Por Raul Fitipaldi, para Desacato.info.
O vice-prefeito de Barcelona, filho de
desaparecidos argentinos, Gerardo Pisarello, pediu que se agilizem as
tramitações para acolhimento dos refugiados que aumentam a cada dia
nessa e outras cidades espanholas e europeias. A prefeita, Ada Colau,
falou em criar uma rede de cidades refúgio.
As imagens são espantosas e se
multiplicam nas redes sociais. Milhares de pessoas morreram nestes anos
afogadas no mar, assassinadas por sicários, por paramilitares, por
exércitos, em caminhões fechados, em trens, enfim, de todas as formas
possíveis. Se é verdade que a existência dos refugiados e exilados
remonta-se a milhares de anos, a atual onda de refugiados é a primeira
com marco global, a mais monstruosa em termos comparativos, já que, de
um modo ou outro, a civilização pareceria ter avançado em matéria
jurídica e em condições técnicas, educacionais e culturais que deveriam
humanizar a vida coletiva. Mas, não é menos verdade que também ‘avançou’

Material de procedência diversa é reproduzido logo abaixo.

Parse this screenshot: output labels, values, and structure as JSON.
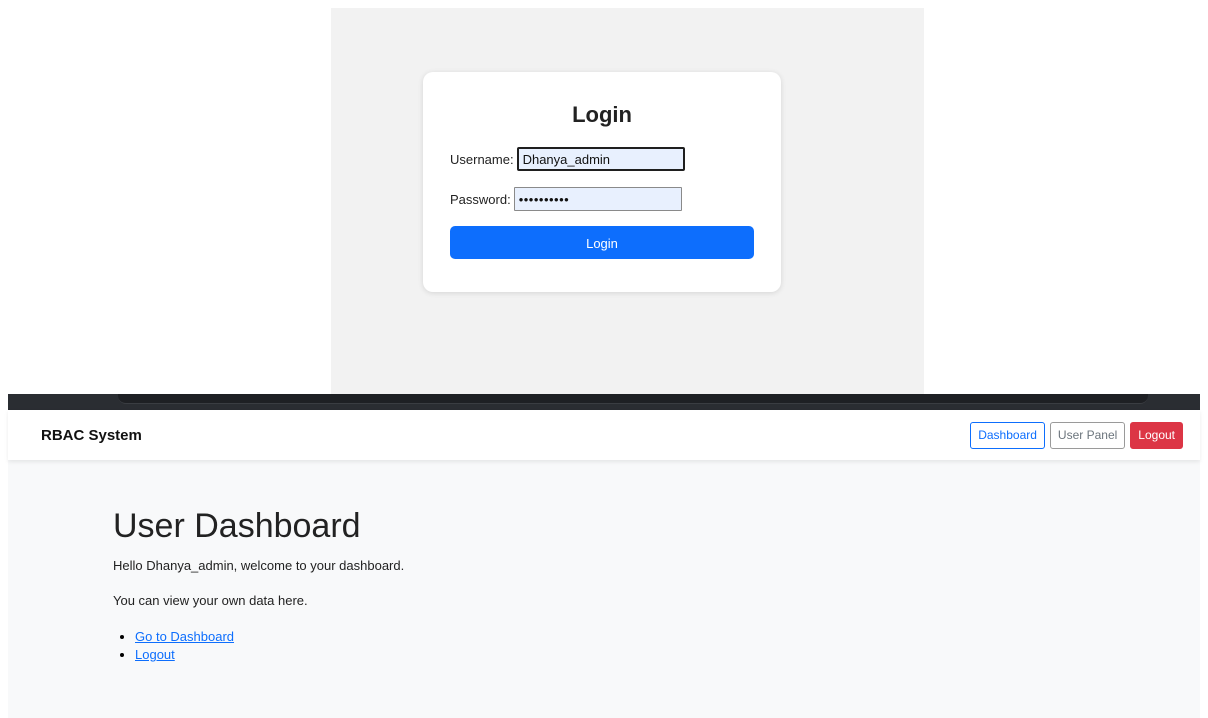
{
  "login": {
    "title": "Login",
    "username_label": "Username:",
    "username_value": "Dhanya_admin",
    "password_label": "Password:",
    "password_value": "••••••••••",
    "button_label": "Login"
  },
  "navbar": {
    "brand": "RBAC System",
    "dashboard_label": "Dashboard",
    "user_panel_label": "User Panel",
    "logout_label": "Logout"
  },
  "dashboard": {
    "title": "User Dashboard",
    "greeting": "Hello Dhanya_admin, welcome to your dashboard.",
    "info": "You can view your own data here.",
    "links": [
      "Go to Dashboard",
      "Logout"
    ]
  },
  "colors": {
    "primary": "#0d6efd",
    "danger": "#dc3545",
    "secondary": "#6c757d",
    "page_bg": "#f8f9fa",
    "login_bg": "#f2f2f2"
  }
}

nos métodos vis de exploração do homem pelo homem.
A onda de refugiados global acende os
nacionalismos mais repugnantes, as xenofobias mais asquerosas e todos os
defeitos que só se explicam pela existência de um mundo desigual,
violento, imoral e em processo de regressão ética do ponto de vista
humano. Em definitivo, trata-se de um mundo no apogeu capitalista
neoliberal, com impudicos impérios em decadência e transnacionais que
são o verdadeiro e demente governo do planeta.
Não pretendo desta vez, fazer uma
análise aprofundada sobre o assunto. Apenas iniciar de forma
superficial, subjetiva, anímica, minha reflexão sobre o tema, lançando
mão apenas da memória pessoal como cidadão sobre o que leio e assisto.
Sou imigrante há mais de 30 anos.
Primeiro fui imigrante na Argentina, depois e de forma definitiva no
Brasil. Fiz parte das migrações dos anos 80 no Sul da Nossa América. Por
aqueles anos as migrações eram fruto do exílio político, econômico e
também das diversas alternativas de luta que os povos se impuseram em
tempos de ditaduras violentas, desaparições, desemprego, loucura
cambial, desespero por ocasiões de progresso pessoal e coletivo. Em
nenhum caso, ao menos as imigrações oriundas dos grandes centros urbanos
(Santiago, Buenos Aires, Montevidéu, São Paulo, Lima, etc.), foram
resultado de situações parecidas como a que vivem os migrantes
centro-americanos, haitianos, africanos em geral e europeus do leste, e
os refugiados de qualquer parte do Mundo. Se, de fato, não há uma
migração forçosa que possa ser qualificada de mais agradável, nenhuma
das que vivemos por cá, podem se comparar à situação monstruosa que hoje
se observa globalmente, tanto com os migrantes forçados quanto com os
refugiados.
Por outro lado, vejamos que é muito
diferente ser migrante branco, homem, com alguma formação intelectual, a
ser refugiado negro, indígena, mulher, criança, ou pessoa com escassa
ou diferente educação formal e cultural. Jamais aqueles que emigramos
por causas próprias da década dos 80, no Sul da Nossa América, poderemos
compreender, suficientemente, o que sente um senegalês, um haitiano, um
indígena afugentado da sua terra pela violência paramilitar,
institucional dos estados ou das transnacionais e sua necessidade de
refúgio, proteção e sobrevivência. A vida pária contemporânea é fruto da
definitiva desumanização do sistema de lucro que provoca,
conscientemente, estas cenas desgarradoras que assistimos a diário.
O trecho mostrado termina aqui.